Pharmacology Practice Questions:

Which drug competitively blocks angiotensin II to inhibit AT1 receptors?

• Losartan: Ang Ⅱ Inhibitor

Which adverse effects are caused by angiotensin II related inhibitors/blockers?

• Lisinopril causes angioedema

What is the mechanism for the following drugs?

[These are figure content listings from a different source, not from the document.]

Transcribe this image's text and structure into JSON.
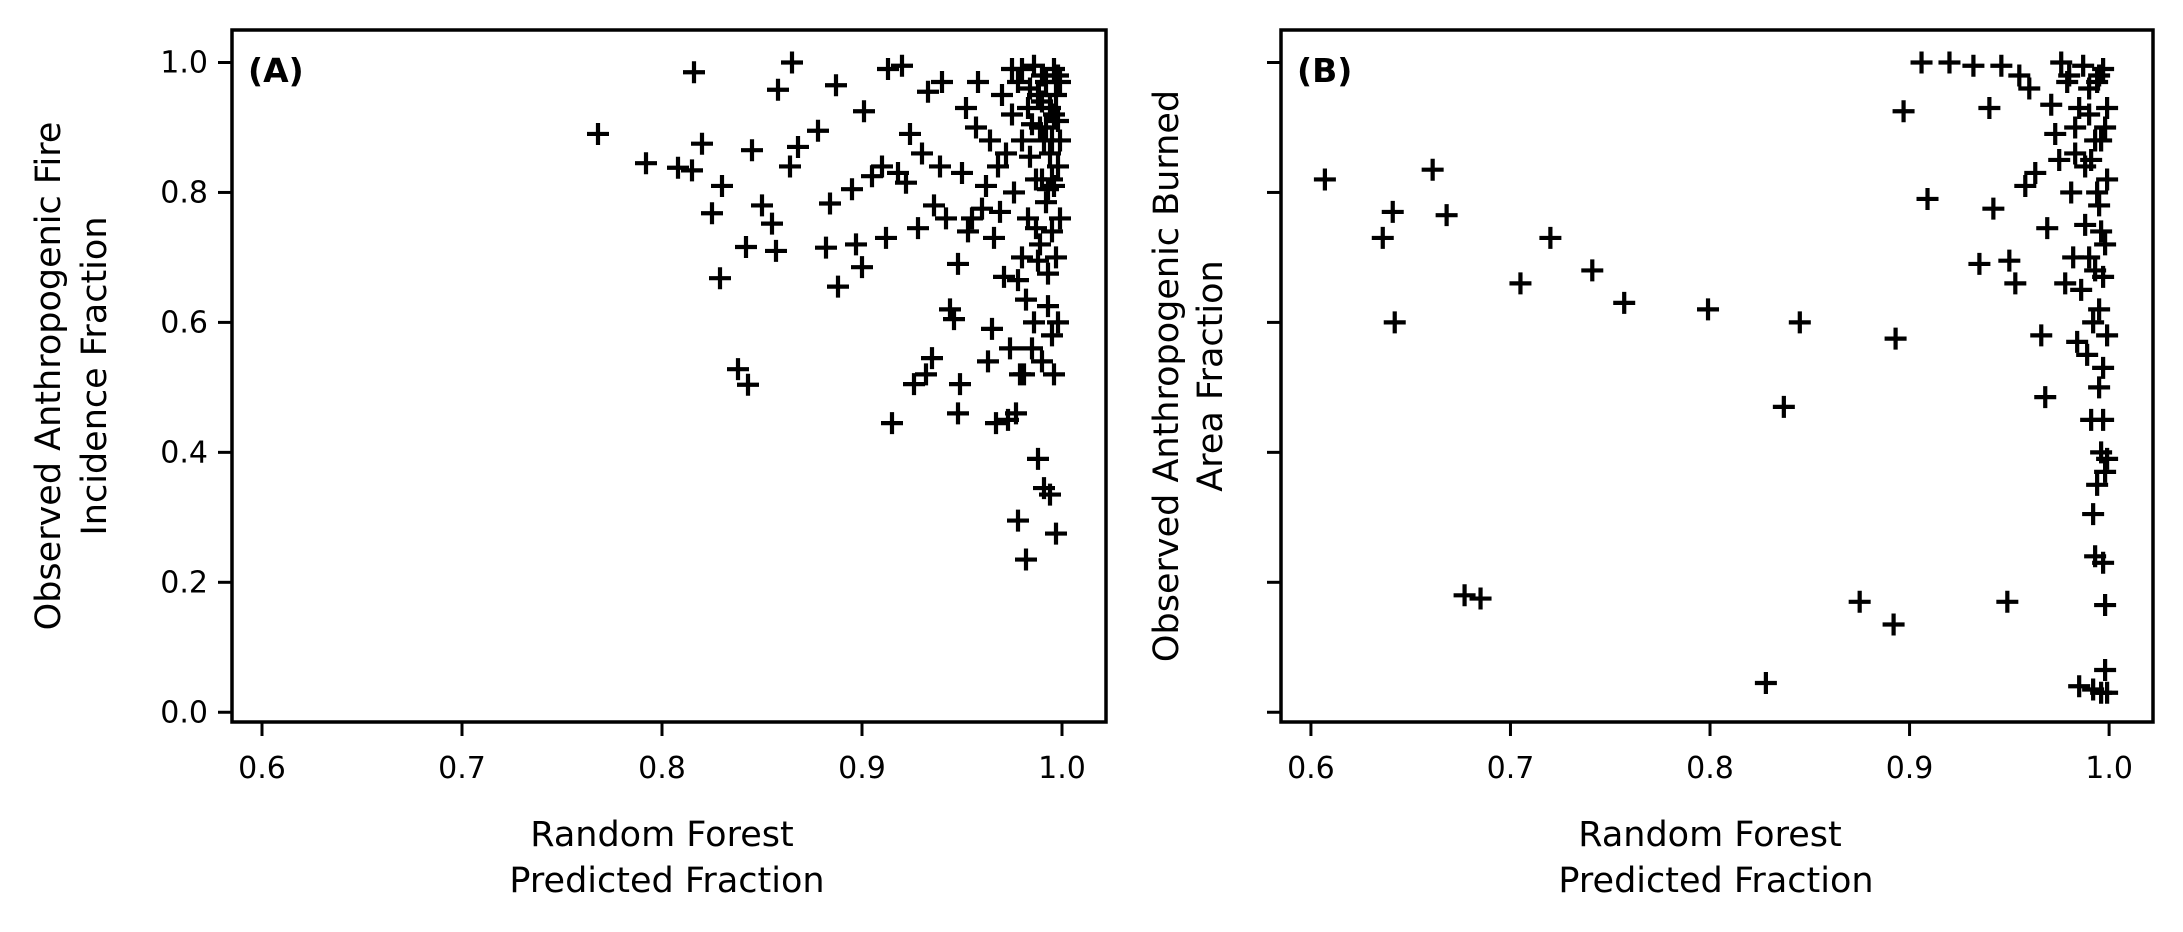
{
  "chart_data": [
    {
      "type": "scatter",
      "panel_label": "(A)",
      "xlabel": [
        "Random Forest",
        "Predicted Fraction"
      ],
      "ylabel": [
        "Observed Anthropogenic Fire",
        "Incidence Fraction"
      ],
      "xlim": [
        0.585,
        1.022
      ],
      "ylim": [
        -0.015,
        1.05
      ],
      "xticks": [
        "0.6",
        "0.7",
        "0.8",
        "0.9",
        "1.0"
      ],
      "yticks": [
        "0.0",
        "0.2",
        "0.4",
        "0.6",
        "0.8",
        "1.0"
      ],
      "marker": "+",
      "grid": false,
      "points": [
        [
          0.768,
          0.89
        ],
        [
          0.792,
          0.845
        ],
        [
          0.808,
          0.838
        ],
        [
          0.815,
          0.834
        ],
        [
          0.816,
          0.985
        ],
        [
          0.82,
          0.875
        ],
        [
          0.825,
          0.768
        ],
        [
          0.83,
          0.81
        ],
        [
          0.829,
          0.668
        ],
        [
          0.838,
          0.528
        ],
        [
          0.843,
          0.504
        ],
        [
          0.842,
          0.716
        ],
        [
          0.845,
          0.865
        ],
        [
          0.85,
          0.78
        ],
        [
          0.855,
          0.752
        ],
        [
          0.857,
          0.71
        ],
        [
          0.858,
          0.958
        ],
        [
          0.865,
          1.0
        ],
        [
          0.864,
          0.84
        ],
        [
          0.868,
          0.87
        ],
        [
          0.878,
          0.895
        ],
        [
          0.882,
          0.715
        ],
        [
          0.884,
          0.783
        ],
        [
          0.888,
          0.655
        ],
        [
          0.887,
          0.965
        ],
        [
          0.895,
          0.805
        ],
        [
          0.897,
          0.72
        ],
        [
          0.9,
          0.685
        ],
        [
          0.901,
          0.925
        ],
        [
          0.905,
          0.825
        ],
        [
          0.91,
          0.84
        ],
        [
          0.912,
          0.73
        ],
        [
          0.913,
          0.99
        ],
        [
          0.915,
          0.445
        ],
        [
          0.918,
          0.83
        ],
        [
          0.92,
          0.995
        ],
        [
          0.922,
          0.815
        ],
        [
          0.924,
          0.89
        ],
        [
          0.926,
          0.505
        ],
        [
          0.928,
          0.745
        ],
        [
          0.93,
          0.86
        ],
        [
          0.932,
          0.52
        ],
        [
          0.933,
          0.955
        ],
        [
          0.935,
          0.545
        ],
        [
          0.936,
          0.78
        ],
        [
          0.939,
          0.84
        ],
        [
          0.94,
          0.97
        ],
        [
          0.942,
          0.76
        ],
        [
          0.944,
          0.62
        ],
        [
          0.946,
          0.605
        ],
        [
          0.948,
          0.69
        ],
        [
          0.948,
          0.46
        ],
        [
          0.949,
          0.505
        ],
        [
          0.95,
          0.83
        ],
        [
          0.952,
          0.93
        ],
        [
          0.953,
          0.74
        ],
        [
          0.955,
          0.76
        ],
        [
          0.957,
          0.9
        ],
        [
          0.958,
          0.97
        ],
        [
          0.96,
          0.775
        ],
        [
          0.962,
          0.81
        ],
        [
          0.963,
          0.54
        ],
        [
          0.964,
          0.88
        ],
        [
          0.965,
          0.59
        ],
        [
          0.966,
          0.73
        ],
        [
          0.967,
          0.445
        ],
        [
          0.968,
          0.84
        ],
        [
          0.969,
          0.77
        ],
        [
          0.97,
          0.95
        ],
        [
          0.971,
          0.67
        ],
        [
          0.972,
          0.86
        ],
        [
          0.973,
          0.45
        ],
        [
          0.974,
          0.56
        ],
        [
          0.975,
          0.92
        ],
        [
          0.976,
          0.8
        ],
        [
          0.977,
          0.46
        ],
        [
          0.978,
          0.665
        ],
        [
          0.978,
          0.295
        ],
        [
          0.979,
          0.52
        ],
        [
          0.98,
          0.99
        ],
        [
          0.98,
          0.7
        ],
        [
          0.98,
          0.88
        ],
        [
          0.981,
          0.52
        ],
        [
          0.982,
          0.635
        ],
        [
          0.982,
          0.235
        ],
        [
          0.983,
          0.76
        ],
        [
          0.984,
          0.96
        ],
        [
          0.984,
          0.855
        ],
        [
          0.985,
          0.56
        ],
        [
          0.986,
          0.6
        ],
        [
          0.986,
          0.995
        ],
        [
          0.987,
          0.82
        ],
        [
          0.988,
          0.695
        ],
        [
          0.988,
          0.39
        ],
        [
          0.989,
          0.9
        ],
        [
          0.989,
          0.72
        ],
        [
          0.99,
          0.98
        ],
        [
          0.99,
          0.54
        ],
        [
          0.991,
          0.345
        ],
        [
          0.991,
          0.88
        ],
        [
          0.992,
          0.785
        ],
        [
          0.992,
          0.97
        ],
        [
          0.993,
          0.675
        ],
        [
          0.993,
          0.625
        ],
        [
          0.994,
          0.335
        ],
        [
          0.994,
          0.93
        ],
        [
          0.995,
          0.74
        ],
        [
          0.995,
          0.58
        ],
        [
          0.995,
          0.88
        ],
        [
          0.996,
          0.52
        ],
        [
          0.996,
          0.99
        ],
        [
          0.996,
          0.81
        ],
        [
          0.997,
          0.275
        ],
        [
          0.997,
          0.95
        ],
        [
          0.997,
          0.7
        ],
        [
          0.998,
          0.6
        ],
        [
          0.998,
          0.91
        ],
        [
          0.998,
          0.84
        ],
        [
          0.999,
          0.76
        ],
        [
          0.999,
          0.97
        ],
        [
          0.999,
          0.88
        ],
        [
          0.99,
          0.94
        ],
        [
          0.992,
          0.9
        ],
        [
          0.994,
          0.86
        ],
        [
          0.983,
          0.93
        ],
        [
          0.978,
          0.97
        ],
        [
          0.975,
          0.99
        ],
        [
          0.985,
          0.905
        ],
        [
          0.988,
          0.95
        ],
        [
          0.99,
          0.82
        ],
        [
          0.995,
          0.82
        ],
        [
          0.996,
          0.92
        ],
        [
          0.998,
          0.98
        ],
        [
          0.987,
          0.745
        ],
        [
          0.993,
          0.805
        ]
      ]
    },
    {
      "type": "scatter",
      "panel_label": "(B)",
      "xlabel": [
        "Random Forest",
        "Predicted Fraction"
      ],
      "ylabel": [
        "Observed Anthropogenic Burned",
        "Area Fraction"
      ],
      "xlim": [
        0.585,
        1.022
      ],
      "ylim": [
        -0.015,
        1.05
      ],
      "xticks": [
        "0.6",
        "0.7",
        "0.8",
        "0.9",
        "1.0"
      ],
      "yticks": [
        "",
        "",
        "",
        "",
        "",
        ""
      ],
      "marker": "+",
      "grid": false,
      "points": [
        [
          0.607,
          0.82
        ],
        [
          0.636,
          0.73
        ],
        [
          0.641,
          0.77
        ],
        [
          0.642,
          0.6
        ],
        [
          0.661,
          0.835
        ],
        [
          0.668,
          0.765
        ],
        [
          0.677,
          0.18
        ],
        [
          0.685,
          0.175
        ],
        [
          0.705,
          0.66
        ],
        [
          0.72,
          0.73
        ],
        [
          0.741,
          0.68
        ],
        [
          0.757,
          0.63
        ],
        [
          0.799,
          0.62
        ],
        [
          0.828,
          0.045
        ],
        [
          0.837,
          0.47
        ],
        [
          0.845,
          0.6
        ],
        [
          0.875,
          0.17
        ],
        [
          0.892,
          0.135
        ],
        [
          0.893,
          0.575
        ],
        [
          0.897,
          0.925
        ],
        [
          0.906,
          1.0
        ],
        [
          0.909,
          0.79
        ],
        [
          0.92,
          1.0
        ],
        [
          0.932,
          0.995
        ],
        [
          0.935,
          0.69
        ],
        [
          0.94,
          0.93
        ],
        [
          0.942,
          0.775
        ],
        [
          0.946,
          0.995
        ],
        [
          0.949,
          0.17
        ],
        [
          0.95,
          0.695
        ],
        [
          0.953,
          0.66
        ],
        [
          0.955,
          0.98
        ],
        [
          0.958,
          0.81
        ],
        [
          0.96,
          0.96
        ],
        [
          0.963,
          0.83
        ],
        [
          0.966,
          0.58
        ],
        [
          0.968,
          0.485
        ],
        [
          0.969,
          0.745
        ],
        [
          0.971,
          0.935
        ],
        [
          0.973,
          0.89
        ],
        [
          0.975,
          0.85
        ],
        [
          0.976,
          1.0
        ],
        [
          0.978,
          0.66
        ],
        [
          0.979,
          0.97
        ],
        [
          0.981,
          0.8
        ],
        [
          0.982,
          0.7
        ],
        [
          0.983,
          0.9
        ],
        [
          0.984,
          0.57
        ],
        [
          0.985,
          0.04
        ],
        [
          0.986,
          0.65
        ],
        [
          0.987,
          0.995
        ],
        [
          0.988,
          0.75
        ],
        [
          0.989,
          0.55
        ],
        [
          0.99,
          0.92
        ],
        [
          0.991,
          0.45
        ],
        [
          0.991,
          0.85
        ],
        [
          0.992,
          0.305
        ],
        [
          0.992,
          0.035
        ],
        [
          0.993,
          0.24
        ],
        [
          0.993,
          0.68
        ],
        [
          0.994,
          0.35
        ],
        [
          0.994,
          0.97
        ],
        [
          0.995,
          0.5
        ],
        [
          0.995,
          0.78
        ],
        [
          0.995,
          0.62
        ],
        [
          0.996,
          0.03
        ],
        [
          0.996,
          0.88
        ],
        [
          0.996,
          0.4
        ],
        [
          0.997,
          0.23
        ],
        [
          0.997,
          0.99
        ],
        [
          0.997,
          0.53
        ],
        [
          0.998,
          0.37
        ],
        [
          0.998,
          0.065
        ],
        [
          0.998,
          0.72
        ],
        [
          0.998,
          0.165
        ],
        [
          0.999,
          0.82
        ],
        [
          0.999,
          0.93
        ],
        [
          0.999,
          0.39
        ],
        [
          0.999,
          0.58
        ],
        [
          0.999,
          0.03
        ],
        [
          0.99,
          0.96
        ],
        [
          0.993,
          0.88
        ],
        [
          0.996,
          0.74
        ],
        [
          0.985,
          0.93
        ],
        [
          0.98,
          0.98
        ],
        [
          0.988,
          0.84
        ],
        [
          0.997,
          0.67
        ],
        [
          0.994,
          0.8
        ],
        [
          0.992,
          0.6
        ],
        [
          0.998,
          0.9
        ],
        [
          0.995,
          0.98
        ],
        [
          0.983,
          0.86
        ],
        [
          0.99,
          0.7
        ],
        [
          0.997,
          0.45
        ]
      ]
    }
  ]
}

• Aliskiren works with direct renin inhibitors
• ACEPI works with ace inhibitors
• ARB works with AT1 receptors

Description

These questions cover ACE inhibitors, hypertension, ARBs mechanism of action, common adverse effects , and drug interactions. This also includes the role of aldosterone and systemic vascular resistance.